Inhibition of multipotent ILC2s by JAK3 inhibitor attenuates steroid-resistant asthma

Abstract The standard treatment for allergic-airway inflammation, which is the dominant asthma endotype, is a steroid. However, steroid-refractory asthma is a significant problem. Innate-lymphoid cells (ILCs) produce type-2 cytokines as Th2 cells and play critical roles in asthma pathogenesis. Limited evidence from the asthma-mouse models and human studies suggests that ILC2s may participate in steroid-resistant asthma. Here, we showed that lung ILC2s, but not Th2 cells, can develop steroid resistance that maintains their survival, cytokine production, and pathogenic activities during steroid treatment.
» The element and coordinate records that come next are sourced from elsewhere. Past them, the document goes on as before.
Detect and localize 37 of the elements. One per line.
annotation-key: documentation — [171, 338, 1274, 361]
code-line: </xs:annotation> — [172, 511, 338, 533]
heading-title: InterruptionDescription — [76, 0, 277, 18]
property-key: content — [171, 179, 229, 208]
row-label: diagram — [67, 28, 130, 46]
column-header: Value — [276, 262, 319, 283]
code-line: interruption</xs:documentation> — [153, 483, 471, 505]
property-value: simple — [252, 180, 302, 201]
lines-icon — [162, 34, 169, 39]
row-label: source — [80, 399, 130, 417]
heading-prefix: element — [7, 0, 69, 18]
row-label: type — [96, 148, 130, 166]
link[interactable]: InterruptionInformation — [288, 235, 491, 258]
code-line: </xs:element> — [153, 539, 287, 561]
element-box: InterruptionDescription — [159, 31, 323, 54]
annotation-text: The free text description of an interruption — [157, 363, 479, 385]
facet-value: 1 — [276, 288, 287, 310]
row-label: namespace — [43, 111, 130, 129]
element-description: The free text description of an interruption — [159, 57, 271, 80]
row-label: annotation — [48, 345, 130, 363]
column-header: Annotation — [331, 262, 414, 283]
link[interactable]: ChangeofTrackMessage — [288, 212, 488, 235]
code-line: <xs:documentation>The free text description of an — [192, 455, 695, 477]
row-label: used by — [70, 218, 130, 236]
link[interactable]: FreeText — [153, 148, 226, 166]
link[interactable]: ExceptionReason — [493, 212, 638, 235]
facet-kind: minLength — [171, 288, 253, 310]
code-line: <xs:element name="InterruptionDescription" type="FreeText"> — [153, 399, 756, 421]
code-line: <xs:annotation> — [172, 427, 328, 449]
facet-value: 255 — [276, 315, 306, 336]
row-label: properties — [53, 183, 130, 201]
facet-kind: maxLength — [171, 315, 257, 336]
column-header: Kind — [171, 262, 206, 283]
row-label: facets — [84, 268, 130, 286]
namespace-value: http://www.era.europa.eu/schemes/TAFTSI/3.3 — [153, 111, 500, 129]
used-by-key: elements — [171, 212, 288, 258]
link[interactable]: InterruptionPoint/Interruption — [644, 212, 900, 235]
Such steroid-resistant ILC2s are associated with the presence of multiple ILC2-stimulating cytokines and the emergence of multipotent IL-5+IL-13+IL-17A+ ILC2s, and the Janus-kinase (JAK) 3/signal-transducer-and-activator-of-transcription (STAT) 3,5, and 6 pathway participates in the acquisition of steroid-resistant ILC2s. JAK3-inhibitor treatment significantly reduced the survival, proliferation, and cytokine production of multipotent ILC2s in vitro ameliorated ILC2-dependent Alternaria-induced asthma. Moreover, JAK3-inhibitor combined with a steroid strongly inhibited steroid-resistant asthma. Therefore, sustained asthmatic conditions may induce multipotent ILC2s that promote steroid-resistant asthma, and combining JAK3-inhibitor with steroid may be a treatment option for steroid-refractory asthma.